When its not done by the artist, it’s done by someone who paid the artist money for the rights to do so. Your whining is misplaced. You should be angry with the artist, not the record company. Mysteryweapon, at least, had that part of it right.
“Somehow you have this misplaced idea that those entities that used to be known as the record companies are good and honest people.”
Most successful businesses are ruthless. See Walmart, Dell, Microsoft. The artist does not have to sign with them. Oh, that’s right. They like the money. Again, your whining is misplaced.
“Try asking the musicians if they believe that to be true. Try asking all the artists who are still waiting for payments from the 70s, 80s, 90s and so forth. Try asking the people who are still waiting for their royalties to be paid for decades despite court rulings.”
Payola was awful but artists wised up to it. They don’t sign those kinds of lopsided contacts any more … but they do still sign contracts. Why? Why not distribute the music, themselves?
“There’s that “research” word appearing again. Try it some time Rob. Properly.”
I respond to what’s here, Irene. Same as you. But I’m not going to respond to you any more. Arguing with fools and all that.
Let’s keep this brief.
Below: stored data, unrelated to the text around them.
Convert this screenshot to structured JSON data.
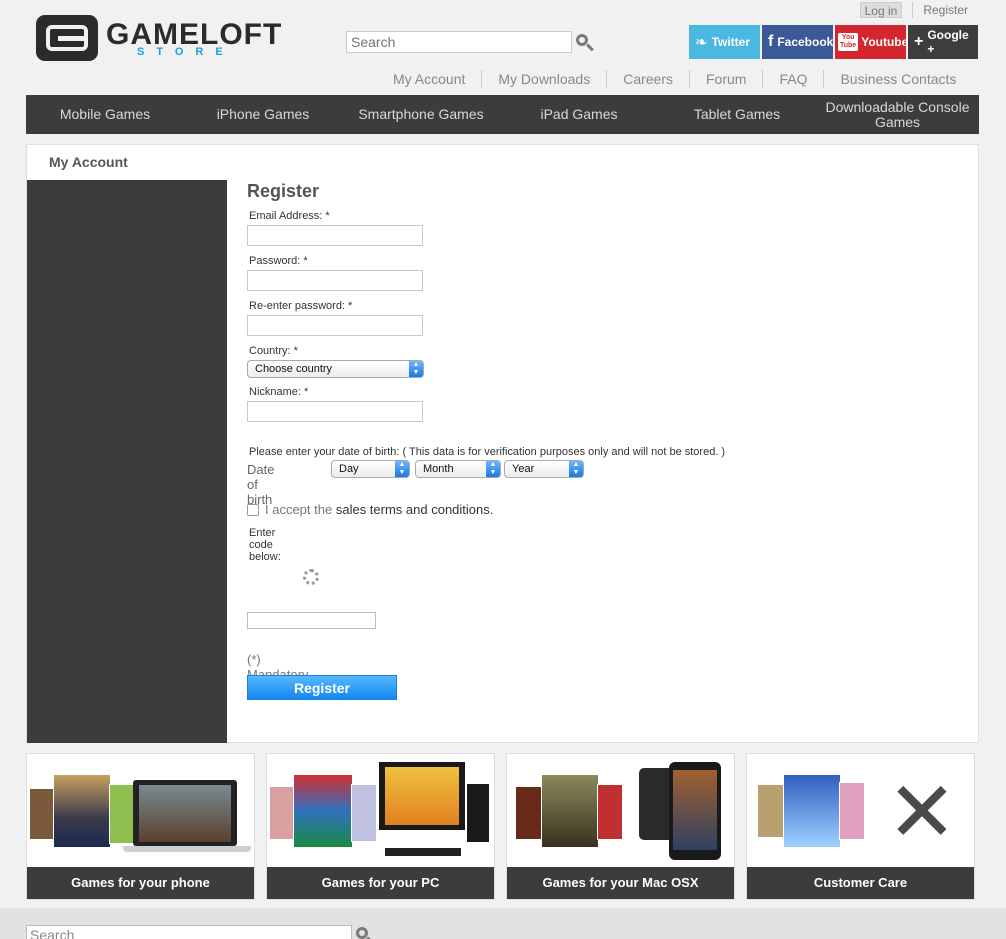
{
  "header": {
    "logo_name": "GAMELOFT",
    "logo_sub": "STORE",
    "login": "Log in",
    "register": "Register",
    "search_placeholder": "Search",
    "social": {
      "twitter": "Twitter",
      "facebook": "Facebook",
      "youtube": "Youtube",
      "youtube_logo_top": "You",
      "youtube_logo_bottom": "Tube",
      "google": "Google +"
    },
    "sub_nav": [
      "My Account",
      "My Downloads",
      "Careers",
      "Forum",
      "FAQ",
      "Business Contacts"
    ],
    "main_nav": [
      "Mobile Games",
      "iPhone Games",
      "Smartphone Games",
      "iPad Games",
      "Tablet Games",
      "Downloadable Console Games"
    ]
  },
  "panel": {
    "title": "My Account",
    "form": {
      "title": "Register",
      "email_label": "Email Address: *",
      "password_label": "Password: *",
      "reenter_label": "Re-enter password: *",
      "country_label": "Country: *",
      "country_value": "Choose country",
      "nickname_label": "Nickname: *",
      "dob_note": "Please enter your date of birth: ( This data is for verification purposes only and will not be stored. )",
      "dob_label": "Date of birth *",
      "day": "Day",
      "month": "Month",
      "year": "Year",
      "accept_prefix": "I accept the",
      "accept_link": "sales terms and conditions.",
      "code_label": "Enter code below:",
      "mandatory": "(*) Mandatory",
      "register_button": "Register"
    }
  },
  "promos": [
    {
      "label": "Games for your phone"
    },
    {
      "label": "Games for your PC"
    },
    {
      "label": "Games for your Mac OSX"
    },
    {
      "label": "Customer Care"
    }
  ],
  "footer": {
    "search_placeholder": "Search"
  },
  "colors": {
    "nav_bg": "#3c3c3c",
    "accent_blue": "#1a9fe0",
    "twitter": "#4ab8e0",
    "facebook": "#3b5998",
    "youtube": "#d3262e",
    "google": "#3d3d3d"
  }
}
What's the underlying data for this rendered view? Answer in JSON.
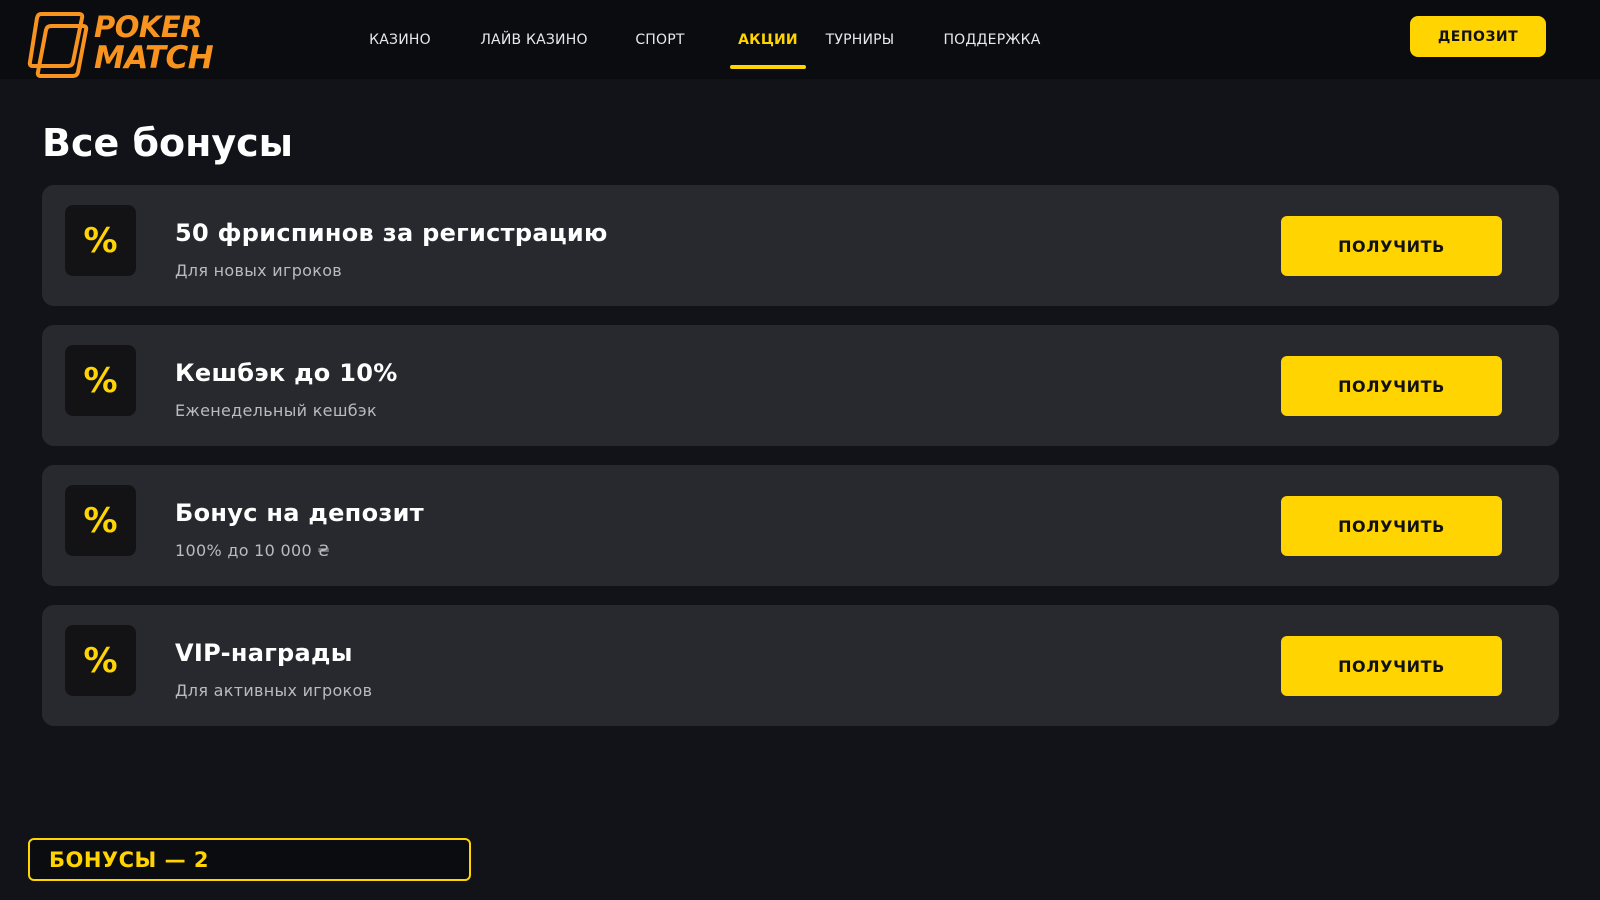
{
  "brand": {
    "line1": "POKER",
    "line2": "MATCH",
    "color": "#f7931e"
  },
  "nav": {
    "items": [
      {
        "label": "КАЗИНО",
        "active": false
      },
      {
        "label": "ЛАЙВ КАЗИНО",
        "active": false
      },
      {
        "label": "СПОРТ",
        "active": false
      },
      {
        "label": "АКЦИИ",
        "active": true
      },
      {
        "label": "ТУРНИРЫ",
        "active": false
      },
      {
        "label": "ПОДДЕРЖКА",
        "active": false
      }
    ],
    "deposit_label": "ДЕПОЗИТ"
  },
  "page": {
    "title": "Все бонусы"
  },
  "bonuses": [
    {
      "icon": "percent-icon",
      "icon_glyph": "%",
      "title": "50 фриспинов за регистрацию",
      "subtitle": "Для новых игроков",
      "button": "ПОЛУЧИТЬ"
    },
    {
      "icon": "percent-icon",
      "icon_glyph": "%",
      "title": "Кешбэк до 10%",
      "subtitle": "Еженедельный кешбэк",
      "button": "ПОЛУЧИТЬ"
    },
    {
      "icon": "percent-icon",
      "icon_glyph": "%",
      "title": "Бонус на депозит",
      "subtitle": "100% до 10 000 ₴",
      "button": "ПОЛУЧИТЬ"
    },
    {
      "icon": "percent-icon",
      "icon_glyph": "%",
      "title": "VIP-награды",
      "subtitle": "Для активных игроков",
      "button": "ПОЛУЧИТЬ"
    }
  ],
  "counter": {
    "label": "БОНУСЫ — 2"
  },
  "colors": {
    "accent": "#ffd400",
    "background": "#111318",
    "header": "#0b0c0f",
    "card": "#28292e"
  }
}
Your use of terms such as “whining” and your final sentence demonstrate your usual level of maturity, Rob.
Your standard of debating/arguing as in – “I respond to what’s here, Irene. Same as you.” is also in the same vein, mainly because it it untrue. Given the low benchmark of your refutations, the fact that you are not going to respond to me anymore, could be taken by many as a joy to behold. Take your bat and ball and go home.
Alternatively, lighten up Rob. It’s not a competition. As I’ve said on a previous occasion – Wake up and smell the hummus.